Stand: 03.06.2014 15:47 Uhr

Der "Tank Man" und seine Geschichte

von Susanne Birkner

Vor 25 Jahren protestieren mehrere Tausend Studenten und Bürger auf dem Platz des Himmlischen Friedens in Peking gegen Unterdrückung und Korruption. Die chinesische Regierung schlägt die Proteste in der Nacht zum 4. Juni 1989 blutig nieder. Ein Foto vom nächsten Tag - gemacht vom amerikanischen Fotojournalisten Jeff Widener, der heute in Hamburg lebt - geht damals um die Welt. Es wird zu einem Symbol für den Freiheitswunsch in China: Ein einzelner Mann stellt sich vier heranrollenden Panzern entgegen. "Tank Man" nennt Widener den unbekannten Mann liebevoll.

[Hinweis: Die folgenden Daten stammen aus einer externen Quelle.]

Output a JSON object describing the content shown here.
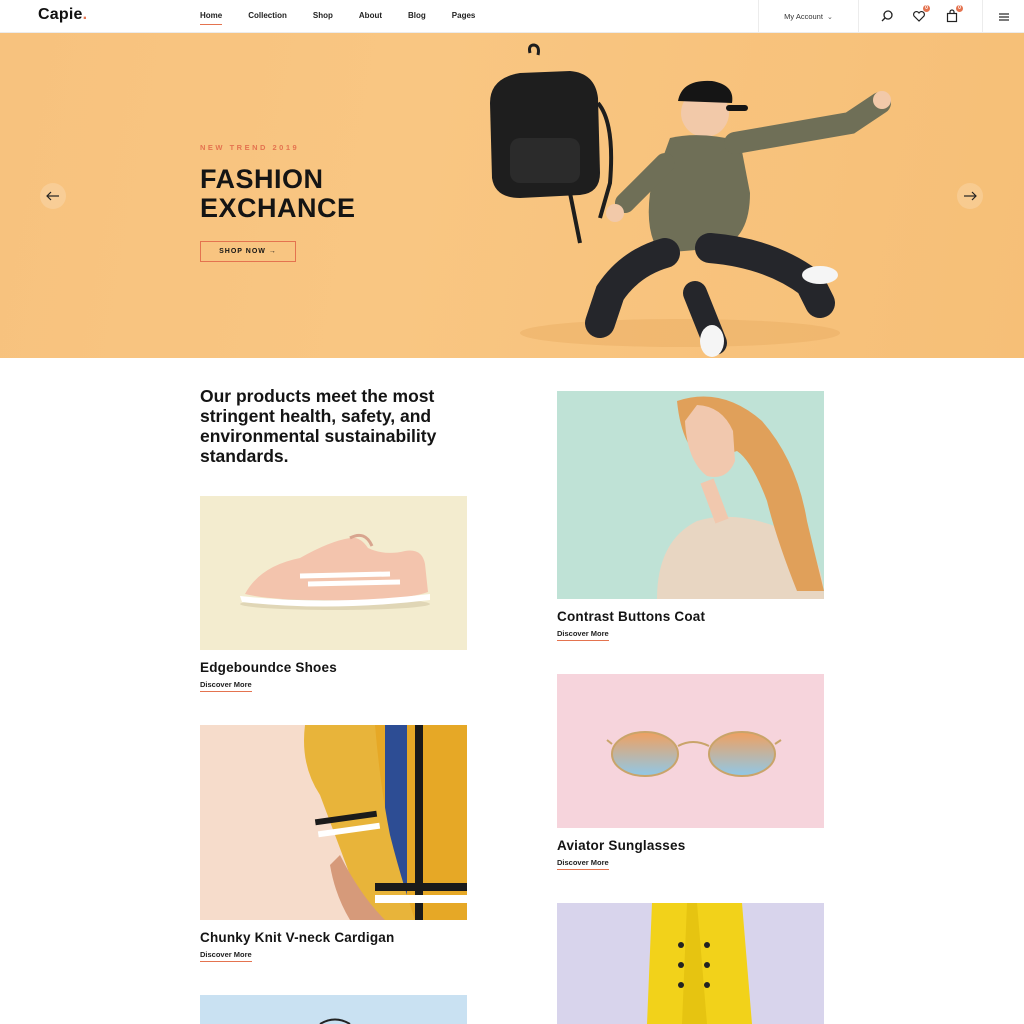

"Der versaut mir mein Bild"

Schüsse, Schreie, heranrollende Panzer. Es ist ein Tag der Angst, an dem Jeff Widener sich mithilfe eines amerikanischen Studenten für die Nachrichtenagentur Associated Press in das Beijing Hotel schleicht. Der Fotograf positioniert sich mit seiner Kamera auf dem Balkon. Er sieht den ganzen riesigen Tiananmen-Platz vor sich liegen. Panzer für Panzer rollt heran. Jeff Widener fängt sie aus 800 Metern Entfernung mit seinem Teleobjektiv ein. Ein drastisches, bedrückendes Bild. Doch plötzlich sieht er, dass sich jemand vor den Konvoi gestellt hat. Ein Mann mit einem weißen Hemd und Einkaufstüten in der Hand: "Mein erster Gedanke war: Der versaut mir mein Bild. Denn ich hatte diese tolle Komposition mit den Panzern. Ich hatte an dem Tag eine schwere Gehirnerschütterung von einem Stein, der mich am Kopf getroffen hat, und konnte nicht klar denken. Dann fing Kurt an zu schreien: Die werden ihn umbringen!"

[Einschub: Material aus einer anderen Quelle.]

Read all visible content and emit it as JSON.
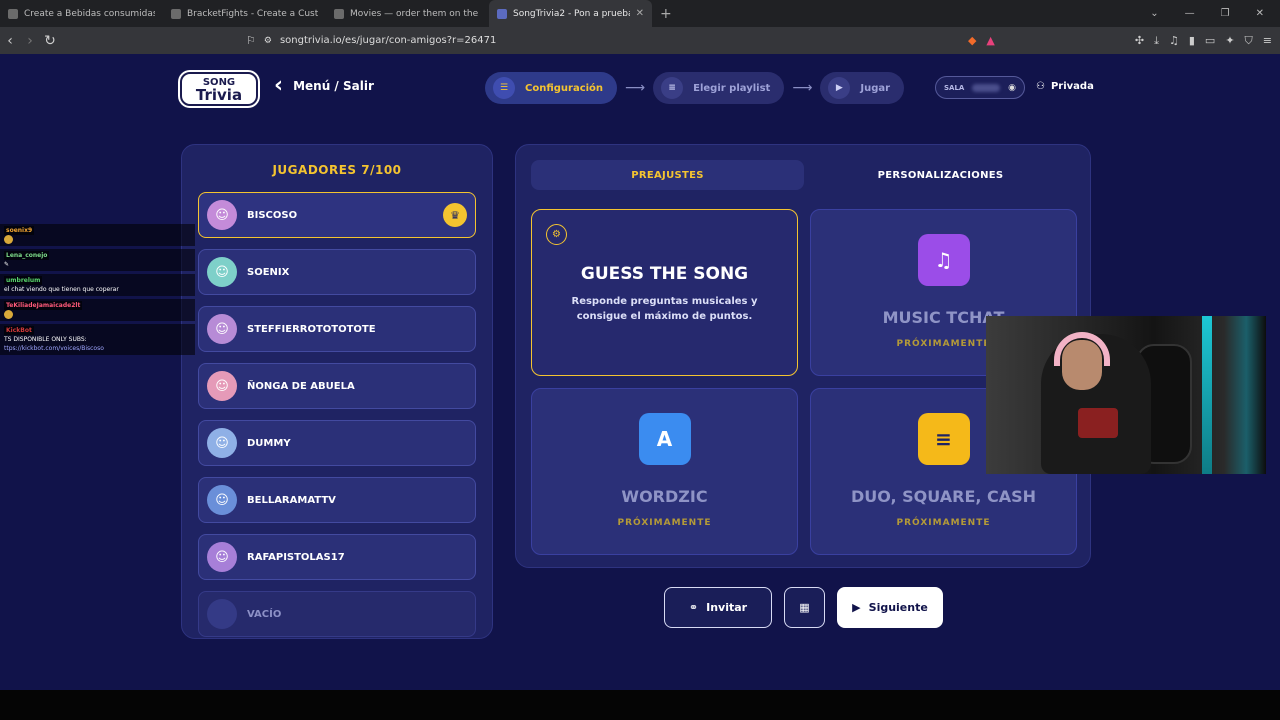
{
  "browser": {
    "tabs": [
      {
        "title": "Create a Bebidas consumidas en Me",
        "active": false
      },
      {
        "title": "BracketFights - Create a Custom Tou",
        "active": false
      },
      {
        "title": "Movies — order them on the timelin",
        "active": false
      },
      {
        "title": "SongTrivia2 - Pon a prueba tus c",
        "active": true
      }
    ],
    "new_tab": "+",
    "url": "songtrivia.io/es/jugar/con-amigos?r=26471"
  },
  "app": {
    "logo_line1": "SONG",
    "logo_line2": "Trivia",
    "back_label": "Menú / Salir",
    "steps": [
      {
        "label": "Configuración",
        "icon": "sliders-icon",
        "active": true
      },
      {
        "label": "Elegir playlist",
        "icon": "playlist-icon",
        "active": false
      },
      {
        "label": "Jugar",
        "icon": "play-icon",
        "active": false
      }
    ],
    "sala_label": "SALA",
    "privacy_label": "Privada"
  },
  "players": {
    "title": "JUGADORES 7/100",
    "list": [
      {
        "name": "BISCOSO",
        "host": true,
        "color": "#c48bd9"
      },
      {
        "name": "SOENIX",
        "host": false,
        "color": "#7ed0c9"
      },
      {
        "name": "STEFFIERROTOTOTOTE",
        "host": false,
        "color": "#b78bd6"
      },
      {
        "name": "ÑONGA DE ABUELA",
        "host": false,
        "color": "#e59ab8"
      },
      {
        "name": "DUMMY",
        "host": false,
        "color": "#8fb0e6"
      },
      {
        "name": "BELLARAMATTV",
        "host": false,
        "color": "#6a8fd9"
      },
      {
        "name": "RAFAPISTOLAS17",
        "host": false,
        "color": "#a77fd8"
      },
      {
        "name": "VACÍO",
        "host": false,
        "empty": true,
        "color": "#343a86"
      }
    ]
  },
  "settings": {
    "tabs": [
      "PREAJUSTES",
      "PERSONALIZACIONES"
    ],
    "cards": {
      "guess": {
        "title": "GUESS THE SONG",
        "desc": "Responde preguntas musicales y consigue el máximo de puntos."
      },
      "music_tchat": {
        "title": "MUSIC TCHAT",
        "soon": "PRÓXIMAMENTE",
        "color": "#9b4de8"
      },
      "wordzic": {
        "title": "WORDZIC",
        "soon": "PRÓXIMAMENTE",
        "color": "#3b8cf0"
      },
      "duo": {
        "title": "DUO, SQUARE, CASH",
        "soon": "PRÓXIMAMENTE",
        "color": "#f5b919"
      }
    }
  },
  "actions": {
    "invite": "Invitar",
    "next": "Siguiente"
  },
  "chat": [
    {
      "user": "soenix9",
      "user_color": "#f4a732",
      "text": ""
    },
    {
      "user": "Lena_conejo",
      "user_color": "#7ddc8a",
      "text": ""
    },
    {
      "user": "umbrelum",
      "user_color": "#58d46b",
      "text": "el chat viendo que tienen que coperar"
    },
    {
      "user": "TeKiliadeJamaicade2lt",
      "user_color": "#ff5a7a",
      "text": ""
    },
    {
      "user": "KickBot",
      "user_color": "#d43a3a",
      "text": "TS DISPONIBLE ONLY SUBS:",
      "link": "ttps://kickbot.com/voices/Biscoso"
    }
  ]
}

Aber es fallen keine Schüsse. Nachdem Jeff Widener kurz im Zimmer sein Objektiv gewechselt hat, ist der Mann einfach verschwunden. Vier Menschen haben ihn zur Seite gezogen. Passanten? Sicherheitskräfte? Das ist bis heute nicht geklärt. Keiner weiß, was mit ihm passiert ist. Kein Familienmitglied hat sich je gemeldet - 25 Jahre nicht. Und außerdem weiß niemand, wer die Soldaten in den Panzern waren - als ob alle einfach von diesem Planeten verschwunden sind. Und sein Foto sei in China immer noch verboten, sagt Widener. In mehr als 100 Ländern hat der Fotojournalist Unruhen, Krieg und Gewalt dokumentiert.

Gerade beobachtet er, wie Hongkong den 25. Jahrestag des Massakers begeht. "Eine sentimentale Reise", sagt der Fotograf. Denn die Ereignisse damals haben sein Leben verändert. Sein Foto wurde zur Ikone. Das Ausmaß seiner Arbeit hat er erst begriffen, als es vor einigen Jahren auf einer Liste der wichtigsten zehn Fotos der Geschichte auftauchte. Und auch privat hat der Tiananmen-Platz sein Leben verändert. Denn bei dem 20. Jahrestag war Jeff Widener für eine BBC-Dokumentation in China. Und hat in den Straßen Pekings seine Frau kennengelernt. Eine Deutsche, mit der er heute in Hamburg lebt.